Zachary1150/merge_linear_len0.3fmt0.7_MRL4096_ROLLOUT4_LR1e-6
Hugging Face
TEXT GENERATIONConcurrency Cost:1Model Size:1.5BQuant:BF16Ctx Length:32kArchitecture:Transformer Warm

Zachary1150/merge_linear_len0.3fmt0.7_MRL4096_ROLLOUT4_LR1e-6 is a 1.5 billion parameter language model created by Zachary1150 using a linear merge method. This model combines two pre-trained language models, with one contributing 30% weight and the other 70%, to achieve a specific blend of their capabilities. It supports a substantial context length of 131072 tokens, making it suitable for tasks requiring extensive contextual understanding. The model is designed for applications that benefit from the combined strengths of its constituent models.

Loading preview...

Model Overview

Zachary1150/merge_linear_len0.3fmt0.7_MRL4096_ROLLOUT4_LR1e-6 is a 1.5 billion parameter language model developed by Zachary1150. It was constructed using the Linear merge method via MergeKit, combining two distinct pre-trained language models.
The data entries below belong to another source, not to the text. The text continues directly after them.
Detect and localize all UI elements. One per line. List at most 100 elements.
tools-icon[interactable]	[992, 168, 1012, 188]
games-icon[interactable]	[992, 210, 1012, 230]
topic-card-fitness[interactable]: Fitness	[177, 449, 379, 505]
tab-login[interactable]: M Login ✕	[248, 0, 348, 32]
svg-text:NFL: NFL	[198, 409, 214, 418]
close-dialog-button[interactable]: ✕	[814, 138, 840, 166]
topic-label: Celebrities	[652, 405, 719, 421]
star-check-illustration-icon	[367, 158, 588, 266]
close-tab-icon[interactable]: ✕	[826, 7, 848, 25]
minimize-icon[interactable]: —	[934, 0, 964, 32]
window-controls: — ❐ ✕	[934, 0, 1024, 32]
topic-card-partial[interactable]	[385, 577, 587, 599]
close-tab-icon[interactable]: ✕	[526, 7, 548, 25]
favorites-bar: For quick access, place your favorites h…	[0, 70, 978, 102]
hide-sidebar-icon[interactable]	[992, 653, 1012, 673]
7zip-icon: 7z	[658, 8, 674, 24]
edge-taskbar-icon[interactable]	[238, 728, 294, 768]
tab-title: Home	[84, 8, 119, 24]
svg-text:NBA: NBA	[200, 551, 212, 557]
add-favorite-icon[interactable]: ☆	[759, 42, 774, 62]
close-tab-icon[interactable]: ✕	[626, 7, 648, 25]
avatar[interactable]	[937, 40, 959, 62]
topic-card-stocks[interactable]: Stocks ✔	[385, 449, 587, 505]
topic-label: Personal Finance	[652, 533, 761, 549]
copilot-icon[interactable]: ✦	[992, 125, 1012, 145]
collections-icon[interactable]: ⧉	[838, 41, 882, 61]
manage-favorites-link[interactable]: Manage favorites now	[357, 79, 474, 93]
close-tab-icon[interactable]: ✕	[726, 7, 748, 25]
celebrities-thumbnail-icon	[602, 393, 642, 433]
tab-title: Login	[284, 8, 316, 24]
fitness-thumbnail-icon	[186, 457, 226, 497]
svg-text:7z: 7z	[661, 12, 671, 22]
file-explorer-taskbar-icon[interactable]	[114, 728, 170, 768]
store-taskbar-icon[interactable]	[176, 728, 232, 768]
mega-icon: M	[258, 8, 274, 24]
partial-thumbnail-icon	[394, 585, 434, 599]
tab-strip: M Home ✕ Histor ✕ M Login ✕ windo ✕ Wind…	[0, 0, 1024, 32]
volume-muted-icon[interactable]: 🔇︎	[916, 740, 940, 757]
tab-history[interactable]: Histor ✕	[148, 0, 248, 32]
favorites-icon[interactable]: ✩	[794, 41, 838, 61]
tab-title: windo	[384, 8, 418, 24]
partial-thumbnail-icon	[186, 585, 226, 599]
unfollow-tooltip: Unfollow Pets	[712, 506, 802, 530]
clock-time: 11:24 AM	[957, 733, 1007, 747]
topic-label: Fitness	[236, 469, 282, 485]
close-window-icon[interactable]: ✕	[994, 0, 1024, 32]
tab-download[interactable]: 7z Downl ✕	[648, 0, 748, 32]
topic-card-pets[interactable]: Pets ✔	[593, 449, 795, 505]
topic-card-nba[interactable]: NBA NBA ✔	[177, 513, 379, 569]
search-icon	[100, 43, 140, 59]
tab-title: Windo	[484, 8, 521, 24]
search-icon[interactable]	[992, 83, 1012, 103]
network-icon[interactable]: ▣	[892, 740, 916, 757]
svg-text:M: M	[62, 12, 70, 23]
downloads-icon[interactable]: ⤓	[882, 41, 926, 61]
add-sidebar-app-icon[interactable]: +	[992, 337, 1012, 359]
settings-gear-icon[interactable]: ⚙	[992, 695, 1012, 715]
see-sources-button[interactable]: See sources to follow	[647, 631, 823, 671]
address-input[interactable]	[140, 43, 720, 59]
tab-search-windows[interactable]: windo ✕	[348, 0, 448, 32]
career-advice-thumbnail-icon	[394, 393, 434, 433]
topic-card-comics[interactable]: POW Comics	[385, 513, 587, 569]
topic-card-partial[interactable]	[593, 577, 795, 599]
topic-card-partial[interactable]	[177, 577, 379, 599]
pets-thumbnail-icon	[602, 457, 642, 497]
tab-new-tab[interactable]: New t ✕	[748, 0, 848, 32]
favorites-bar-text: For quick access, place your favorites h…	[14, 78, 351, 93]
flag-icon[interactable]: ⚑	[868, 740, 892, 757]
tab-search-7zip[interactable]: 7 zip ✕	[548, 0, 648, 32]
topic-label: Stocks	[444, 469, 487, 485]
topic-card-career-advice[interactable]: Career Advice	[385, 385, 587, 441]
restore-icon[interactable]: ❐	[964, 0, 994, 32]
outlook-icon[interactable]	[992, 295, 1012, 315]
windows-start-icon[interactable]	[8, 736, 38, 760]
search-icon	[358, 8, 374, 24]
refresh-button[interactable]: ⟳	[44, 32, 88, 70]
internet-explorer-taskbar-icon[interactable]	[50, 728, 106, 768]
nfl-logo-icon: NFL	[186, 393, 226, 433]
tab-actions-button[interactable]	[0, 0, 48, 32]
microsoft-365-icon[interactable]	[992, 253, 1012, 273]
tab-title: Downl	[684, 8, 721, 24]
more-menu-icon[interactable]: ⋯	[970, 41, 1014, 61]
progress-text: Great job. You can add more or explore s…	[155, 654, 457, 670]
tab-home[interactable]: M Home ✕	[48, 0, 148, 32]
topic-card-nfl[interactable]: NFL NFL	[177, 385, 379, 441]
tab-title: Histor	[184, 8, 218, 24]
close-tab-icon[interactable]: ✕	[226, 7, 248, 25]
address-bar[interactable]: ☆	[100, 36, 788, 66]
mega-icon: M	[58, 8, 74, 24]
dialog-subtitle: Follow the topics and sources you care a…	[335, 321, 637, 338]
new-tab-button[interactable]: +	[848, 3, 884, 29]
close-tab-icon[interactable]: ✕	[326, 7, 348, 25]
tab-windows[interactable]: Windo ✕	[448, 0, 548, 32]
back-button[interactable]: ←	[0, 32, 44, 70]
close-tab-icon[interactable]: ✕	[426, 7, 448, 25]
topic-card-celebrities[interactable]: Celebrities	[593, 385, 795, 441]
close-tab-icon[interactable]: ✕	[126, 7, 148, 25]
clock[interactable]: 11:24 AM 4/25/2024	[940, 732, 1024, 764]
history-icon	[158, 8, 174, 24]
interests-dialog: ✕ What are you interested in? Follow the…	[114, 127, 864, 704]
This merging approach allows for a weighted combination of the source models' characteristics.

Merge Details

This model is a blend of two base models, specifically:

  • /local/scratch/zli2255/workspace/MergeExpert/checkpoints/baselines_openrs/len_MRL4096_ROLLOUT4_LR1e-6/global_step_50/actor/huggingface (contributing 30% weight)
  • /local/scratch/zli2255/workspace/MergeExpert/checkpoints/baselines_openrs/fmt_MRL4096_ROLLOUT4/global_step_50/actor/huggingface (contributing 70% weight)

The merge process utilized a bfloat16 data type and included normalization, as specified in the configuration. The model features a significant context length of 131072 tokens.

Potential Use Cases

Given its merged nature and substantial context window, this model is likely suitable for applications that require:

  • Extended context processing: Handling long documents, conversations, or codebases.
  • Specific task performance: Leveraging the combined strengths of its constituent models for particular language understanding or generation tasks, depending on what the 'len' and 'fmt' models were optimized for.